「終戦後の白洲次郎の物語だと思って観に行ったんだけど『戦艦大和の最期...」日本独立 じょんそんさんの映画レビュー(感想・評価)
終戦後の白洲次郎の物語だと思って観に行ったんだけど『戦艦大和の最期...
終戦後の白洲次郎の物語だと思って観に行ったんだけど『戦艦大和の最期』を執筆した吉田満も登場してりで焦点が少しぼやけてしまった感がある。
GHQに「従順ならざる唯一の日本人」と言わしめた白洲次郎にもっとフォーカスしてほしかったし、妻の正子や吉田茂、近衛文麿との馴れ初めなどにも触れても良かったのではと思った。
白洲次郎の痛快なエピソードのひとつである占領軍将校から流暢な英語を誉められた際に「あなたももう少し勉強すれば上手くなりますよ。」と返した場面は再現されていた。
でも昭和天皇からのクリスマスプレゼントをぞんざいに扱ったマッカーサー元帥に対し「天皇陛下からの贈り物を無碍に扱うとは何事か!」と怒鳴ったエピソードが盛り込まれていなかったのは甚だ残念。
そして『日本独立』と題したのなら、サンフランシスコ講和条約時の活躍までしっかりと描いてほしかったな。
長身で英語が堪能な白洲次郎を演じた浅野忠信さんも良かったが、吉田茂を演じた小林薫さんが素晴らしかった。
・・・ってか最初は彼とは気付かないくらい吉田茂に激似。
吉田茂と並んで時の閣僚を演じた石橋蓮司さんや柄本明さん、伊武雅刀さんもさすがの一言。
反面GHQ側にも誰かひとりくらいは名のある俳優をキャスティングできなかったものか・・・。
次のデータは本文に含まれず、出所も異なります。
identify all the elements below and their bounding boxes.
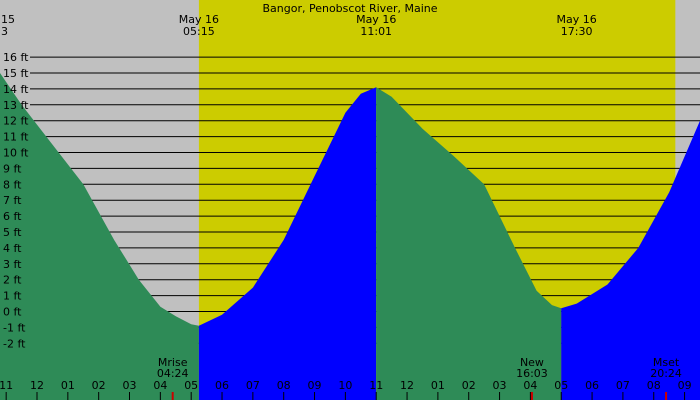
y-tick-label: 1 ft (3, 290, 22, 303)
top-time-label: 11:01 (360, 25, 392, 38)
x-tick-label: 04 (523, 379, 537, 392)
y-tick-label: 8 ft (3, 178, 22, 191)
x-tick-label: 08 (647, 379, 661, 392)
moon-event-name: Mrise (158, 356, 188, 369)
x-tick-label: 03 (123, 379, 137, 392)
y-tick-label: -1 ft (3, 321, 26, 334)
x-tick-label: 08 (277, 379, 291, 392)
x-axis-labels: 11 12 01 02 03 04 05 06 07 08 09 10 11 12 01 02 03 04 05 06… (0, 379, 692, 400)
x-tick-label: 02 (92, 379, 106, 392)
x-tick-label: 06 (585, 379, 599, 392)
top-left-date-partial: 15 (1, 13, 15, 26)
moon-event-name: Mset (653, 356, 680, 369)
tide-area-rising-2 (198, 87, 377, 400)
y-tick-label: 9 ft (3, 162, 22, 175)
y-tick-label: 3 ft (3, 258, 22, 271)
x-tick-label: 05 (184, 379, 198, 392)
x-tick-label: 05 (554, 379, 568, 392)
y-tick-label: 2 ft (3, 274, 22, 287)
x-tick-label: 01 (61, 379, 75, 392)
y-tick-label: 11 ft (3, 131, 29, 144)
x-tick-label: 07 (246, 379, 260, 392)
y-tick-label: 16 ft (3, 51, 29, 64)
y-tick-label: 15 ft (3, 67, 29, 80)
x-tick-label: 12 (30, 379, 44, 392)
y-tick-label: 7 ft (3, 194, 22, 207)
top-date-label: May 16 (557, 13, 597, 26)
x-tick-label: 01 (431, 379, 445, 392)
top-left-time-partial: 3 (1, 25, 8, 38)
tide-areas (0, 73, 700, 400)
y-tick-label: -2 ft (3, 337, 26, 350)
y-tick-label: 0 ft (3, 306, 22, 319)
x-tick-label: 11 (369, 379, 383, 392)
y-tick-label: 5 ft (3, 226, 22, 239)
x-tick-label: 04 (153, 379, 167, 392)
x-tick-label: 09 (308, 379, 322, 392)
x-tick-label: 09 (678, 379, 692, 392)
moon-event-time: 16:03 (516, 367, 548, 380)
top-time-label: 17:30 (561, 25, 593, 38)
tide-area-rising-4 (561, 120, 700, 400)
x-tick-label: 06 (215, 379, 229, 392)
tide-area-falling-1 (0, 73, 199, 400)
x-tick-label: 02 (462, 379, 476, 392)
y-axis-labels: -2 ft -1 ft 0 ft 1 ft 2 ft 3 ft 4 ft 5 ft 6 ft 7 … (3, 51, 29, 350)
top-time-label: 05:15 (183, 25, 215, 38)
x-tick-label: 07 (616, 379, 630, 392)
top-date-label: May 16 (356, 13, 396, 26)
y-tick-label: 10 ft (3, 147, 29, 160)
chart-title: Bangor, Penobscot River, Maine (262, 2, 437, 15)
x-tick-label: 10 (338, 379, 352, 392)
y-tick-label: 6 ft (3, 210, 22, 223)
x-tick-label: 12 (400, 379, 414, 392)
moon-event-name: New (520, 356, 544, 369)
x-tick-label: 11 (0, 379, 13, 392)
y-tick-label: 14 ft (3, 83, 29, 96)
top-date-label: May 16 (179, 13, 219, 26)
moon-event-time: 20:24 (650, 367, 682, 380)
moon-event-time: 04:24 (157, 367, 189, 380)
tide-area-falling-3 (376, 87, 562, 400)
y-tick-label: 13 ft (3, 99, 29, 112)
x-tick-label: 03 (493, 379, 507, 392)
y-tick-label: 12 ft (3, 115, 29, 128)
y-tick-label: 4 ft (3, 242, 22, 255)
映像はもう少し暗めの方が重厚な雰囲気が出たかも知れない。
BGMも場面にベストマッチとは言い難かったかな。
それでも今この時に、この題材の映画を作ったことは称賛したい。
全国的に上映館も少ないし、私が観た上映回の観客は5人だけ・・・。
『鬼滅』や『ドラえもん』に圧され公開期間も風前の灯火かも知れなかったので、この年末に鑑賞することが出来て良かった(´ー`)。